Le sujet à l’étude de votre assemblée plénière va aussi dans cette direction, pour souligner que même la loi pénale est un instrument pastoral et, en tant que telle, elle doit être considérée et accueillie. L’évêque doit être de plus en plus conscient que, dans son Église, dont il est constitué pasteur et chef, il est aussi, pour cette raison même, juge parmi les fidèles qui lui sont confiés. Mais le rôle de juge a toujours une empreinte pastorale dans la mesure où il est finalisé à la communion parmi les membres du peuple de Dieu. C’est ce qui est prescrit dans le Code en vigueur : quand l’Ordinaire a constaté qu’il n’a pas été possible, à travers d’autres voies dictées par la sollicitude pastorale, de suffisamment obtenir la réparation du scandale, le rétablissement de la justice, l’amendement du coupable, alors seulement il doit lancer la procédure judiciaire ou administrative pour infliger ou déclarer les peines adéquates afin d’atteindre la finalité (cf. can. 1341). De cela on peut déduire que la sanction pénale est toujours l’extrema ratio, le remède extrême auquel recourir, quand toutes les autres voies possibles pour obtenir l’accomplissement normatif se sont révélées inefficaces.
Contrairement à celle qui est prévue par le législateur d’État, la peine canonique a toujours une signification pastorale et poursuit non seulement une fonction de respect de la règle, mais aussi la réparation et surtout le bien du coupable lui-même.
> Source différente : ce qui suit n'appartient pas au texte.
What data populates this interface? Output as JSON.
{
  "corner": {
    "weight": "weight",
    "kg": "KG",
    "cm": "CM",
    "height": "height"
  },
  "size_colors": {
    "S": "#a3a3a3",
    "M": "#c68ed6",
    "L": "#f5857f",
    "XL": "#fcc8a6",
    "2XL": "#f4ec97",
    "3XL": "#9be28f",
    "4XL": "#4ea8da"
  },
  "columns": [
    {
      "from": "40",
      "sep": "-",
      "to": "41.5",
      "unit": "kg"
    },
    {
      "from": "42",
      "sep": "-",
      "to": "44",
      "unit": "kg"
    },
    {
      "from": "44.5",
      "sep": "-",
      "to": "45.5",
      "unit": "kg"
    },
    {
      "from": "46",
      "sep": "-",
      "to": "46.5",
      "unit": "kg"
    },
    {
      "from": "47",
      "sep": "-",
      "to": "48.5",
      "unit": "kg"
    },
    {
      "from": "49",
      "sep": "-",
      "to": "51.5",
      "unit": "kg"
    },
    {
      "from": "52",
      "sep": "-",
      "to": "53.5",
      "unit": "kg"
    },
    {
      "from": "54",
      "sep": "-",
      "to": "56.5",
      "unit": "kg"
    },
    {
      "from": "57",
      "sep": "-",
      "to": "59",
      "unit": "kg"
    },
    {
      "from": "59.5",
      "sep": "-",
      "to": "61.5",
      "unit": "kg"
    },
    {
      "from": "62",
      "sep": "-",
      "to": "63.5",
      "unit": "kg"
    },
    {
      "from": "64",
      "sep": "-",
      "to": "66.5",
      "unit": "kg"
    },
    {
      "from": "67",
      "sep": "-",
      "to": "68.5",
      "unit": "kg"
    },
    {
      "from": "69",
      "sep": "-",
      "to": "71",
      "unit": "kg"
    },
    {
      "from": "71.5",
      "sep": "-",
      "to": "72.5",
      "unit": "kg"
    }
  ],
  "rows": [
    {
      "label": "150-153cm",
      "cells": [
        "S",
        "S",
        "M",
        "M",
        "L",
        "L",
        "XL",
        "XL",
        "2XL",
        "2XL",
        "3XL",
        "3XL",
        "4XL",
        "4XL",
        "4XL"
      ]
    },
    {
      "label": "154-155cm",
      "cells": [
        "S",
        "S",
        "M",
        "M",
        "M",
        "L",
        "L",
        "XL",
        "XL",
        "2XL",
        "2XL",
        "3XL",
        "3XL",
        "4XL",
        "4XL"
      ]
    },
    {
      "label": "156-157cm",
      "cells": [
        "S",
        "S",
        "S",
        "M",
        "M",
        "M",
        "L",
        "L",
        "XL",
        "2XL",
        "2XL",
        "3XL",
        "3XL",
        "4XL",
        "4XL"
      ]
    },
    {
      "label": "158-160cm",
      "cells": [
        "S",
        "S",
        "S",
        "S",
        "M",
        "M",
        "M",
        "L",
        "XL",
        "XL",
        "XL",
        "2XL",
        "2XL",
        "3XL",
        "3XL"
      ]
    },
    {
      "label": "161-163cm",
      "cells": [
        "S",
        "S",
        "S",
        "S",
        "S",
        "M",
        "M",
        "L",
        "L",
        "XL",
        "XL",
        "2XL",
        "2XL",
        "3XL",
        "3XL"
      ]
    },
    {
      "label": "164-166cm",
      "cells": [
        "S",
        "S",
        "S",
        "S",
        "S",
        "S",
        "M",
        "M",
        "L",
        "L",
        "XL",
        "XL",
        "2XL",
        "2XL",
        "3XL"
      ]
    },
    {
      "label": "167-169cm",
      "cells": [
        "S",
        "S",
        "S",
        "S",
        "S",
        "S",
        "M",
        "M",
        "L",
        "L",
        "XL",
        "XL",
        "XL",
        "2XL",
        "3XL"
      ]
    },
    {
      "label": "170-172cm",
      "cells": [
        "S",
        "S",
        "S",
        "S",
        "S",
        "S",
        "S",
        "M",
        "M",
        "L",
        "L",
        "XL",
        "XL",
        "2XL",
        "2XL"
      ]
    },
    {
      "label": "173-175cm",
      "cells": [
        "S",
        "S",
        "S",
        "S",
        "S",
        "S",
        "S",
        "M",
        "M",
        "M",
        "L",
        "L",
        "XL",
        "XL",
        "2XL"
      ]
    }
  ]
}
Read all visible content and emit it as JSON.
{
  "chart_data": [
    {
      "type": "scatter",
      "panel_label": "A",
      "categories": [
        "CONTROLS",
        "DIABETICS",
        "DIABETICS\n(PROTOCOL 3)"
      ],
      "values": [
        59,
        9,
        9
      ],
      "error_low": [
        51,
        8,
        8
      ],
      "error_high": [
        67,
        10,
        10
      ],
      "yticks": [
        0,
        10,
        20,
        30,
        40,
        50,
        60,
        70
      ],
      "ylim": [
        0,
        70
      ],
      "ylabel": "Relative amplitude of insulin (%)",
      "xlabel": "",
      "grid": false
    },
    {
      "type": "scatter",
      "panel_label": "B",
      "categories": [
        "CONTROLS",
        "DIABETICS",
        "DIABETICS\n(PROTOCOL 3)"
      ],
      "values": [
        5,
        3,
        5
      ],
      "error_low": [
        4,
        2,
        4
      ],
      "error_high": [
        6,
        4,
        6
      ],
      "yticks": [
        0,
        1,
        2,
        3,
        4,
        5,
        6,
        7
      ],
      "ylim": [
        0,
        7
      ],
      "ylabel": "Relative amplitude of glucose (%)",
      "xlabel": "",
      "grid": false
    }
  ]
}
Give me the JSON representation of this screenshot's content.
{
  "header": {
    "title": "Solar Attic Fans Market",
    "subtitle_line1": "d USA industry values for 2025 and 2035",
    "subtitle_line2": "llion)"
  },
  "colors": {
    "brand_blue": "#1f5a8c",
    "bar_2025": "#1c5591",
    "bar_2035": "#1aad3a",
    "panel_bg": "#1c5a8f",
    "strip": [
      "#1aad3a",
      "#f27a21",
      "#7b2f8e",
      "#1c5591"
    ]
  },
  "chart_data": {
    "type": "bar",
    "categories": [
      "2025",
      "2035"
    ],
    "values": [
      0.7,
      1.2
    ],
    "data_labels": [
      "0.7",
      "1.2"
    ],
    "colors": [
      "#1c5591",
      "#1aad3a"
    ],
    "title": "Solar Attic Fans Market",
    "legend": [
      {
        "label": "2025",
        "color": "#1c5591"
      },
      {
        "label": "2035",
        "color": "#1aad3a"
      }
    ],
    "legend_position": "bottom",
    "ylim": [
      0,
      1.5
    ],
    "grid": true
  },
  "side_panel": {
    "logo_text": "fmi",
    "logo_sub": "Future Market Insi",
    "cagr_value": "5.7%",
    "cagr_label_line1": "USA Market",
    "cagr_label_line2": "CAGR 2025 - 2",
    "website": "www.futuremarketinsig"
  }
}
L’issue réparatrice est destinée à rétablir, autant que possible, les conditions précédant la violation qui a perturbé la communion. Tous les délits, en effet, concernent toute l’Église, dont la communion a été violée par qui lui a délibérément porté atteinte par son comportement. Le but de la réhabilitation de l’individu souligne que la peine canonique n’est pas un instrument purement coercitif, mais qu’elle a un caractère hautement médicinal. En définitive, elle représente un moyen positif pour la réalisation du Royaume, pour reconstruire la justice dans la communauté des fidèles, appelés à la sanctification personnelle et commune.
Le travail de révision du Livre VI du Code latin, qui vous a occupés pendant plusieurs années et qui touche à sa fin avec cette assemblée plénière, se situe dans la juste direction : mettre à jour la législation pénale pour la rendre plus cohérente et conforme aux nouvelles situations et problématiques du contexte socio-culturel actuel et, en même temps, offrir des instruments ad hoc pour en faciliter l’application. Je vous exhorte à poursuivre cette tâche avec ténacité. Je prie pour cela et vous bénis tous ainsi que votre travail. Et, s’il vous plaît, n’oubliez pas de prier pour moi, parce que je dois moi aussi être juge. Merci.